2014年10月18日土曜日

働くということ。

jr.です

秋もだんだんと深まってきました。姫路では10月に入ると各地区で秋祭りが行われます。一番有名なお祭りは、白浜地区の「灘のけんか祭り」。たくさんの人がこの時期、姫路に訪れます。実際はけんか祭りだけではなく、各地区で伝統的なお祭りが、この播磨地域には多くあります。興味のある方は、祭りのはしご見物も良いのではないかと思います。

 さて、市況ですがアベノミクス効果もあり、活況です。特に造船はリーマン以前の水準に戻りつつあるそうです。あとは建築分野。リーマンによる景気低迷で、更新の遅れた工場や物流倉庫の新規物件、厚生施設である老人ホームや病院といったものが、軒並み建設ラッシュです。建産機も、北米、ヨーロッパ向けが徐々に回復している模様で、上げ潮ムードになっているようです。しかし、中小零細にまで、その恩恵が伝わっているかというと、まだまだのようで、これだけ活況の中でも仕事量の格差は各会社であるようです。活況でも、加工賃の上昇は見込めず、材料費の高騰が下請けを圧迫させているところもあるようです。安倍首相は、「地域の隅々にまで行き届く景気回復」を目指しているようですが、企業側がかなり困難な努力をしない限り、行き届くことは難しいでしょう。
 
 活況に水を差しているのが、もう一つ。深刻な人材不足が、各分野で起こっています。働き盛りと言われた世代が、軒並み定年を迎えつつあります。技術系の従事者は、引退したら復帰を考えようと思う方は比較的少ないようで、頭の痛い問題です。弊社も例外ではなく、若いオペレータをひとりでも要請しないといけない段階に突入してきました。しかし現代の世代は、とかく欲がなく、働くことへの意欲が少ない世代が多いので、魅力ある条件とそれなりの報酬を準備しないと、良い人材は集まりにくいようです。特に、私たちのような零細企業には、若い有能な技術者が入ってくるほどの規模ではないので、募集は今年から動き出してはいますが、なかなか現状は厳しいと思っています。
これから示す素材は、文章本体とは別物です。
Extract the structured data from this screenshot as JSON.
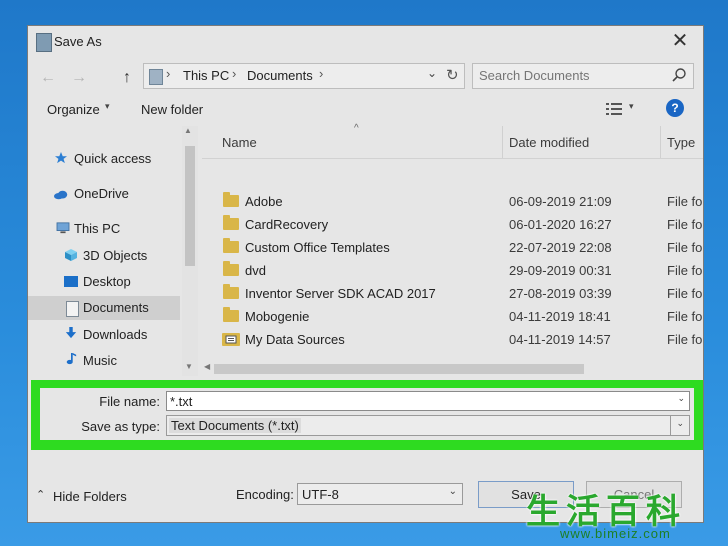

 私はジャーナリストを目指し、今とは全く別の分野への就職活動を学生時代していました。が、夢をつかむ人はほんのひと握りです。希望とは全く真逆の製造業に入りましたが、どんな職業に就いたとしても、働くことはそう簡単ではありません。最初から重要な仕事を任せてくれる企業も、おそらくほとんどないでしょう。経験を積む前から、弱気になってしまったら、目指していたものを失うことにつながります。例え、希望する業種が全く別だったとしても、ひとつひとつが経験値を高めるものだと思うことが大事なことだと思います。私の場合も、確かに希望する業種とはちがいましたが、18年間ずっと働くことの難しさを、毎日のように今も思います。それが経験値となり、どんな分野にいったとしても、その経験が生かされるのです。就職される方は、貴重な経験のできる絶好の機会である職に就くということを常に意識して欲しいです。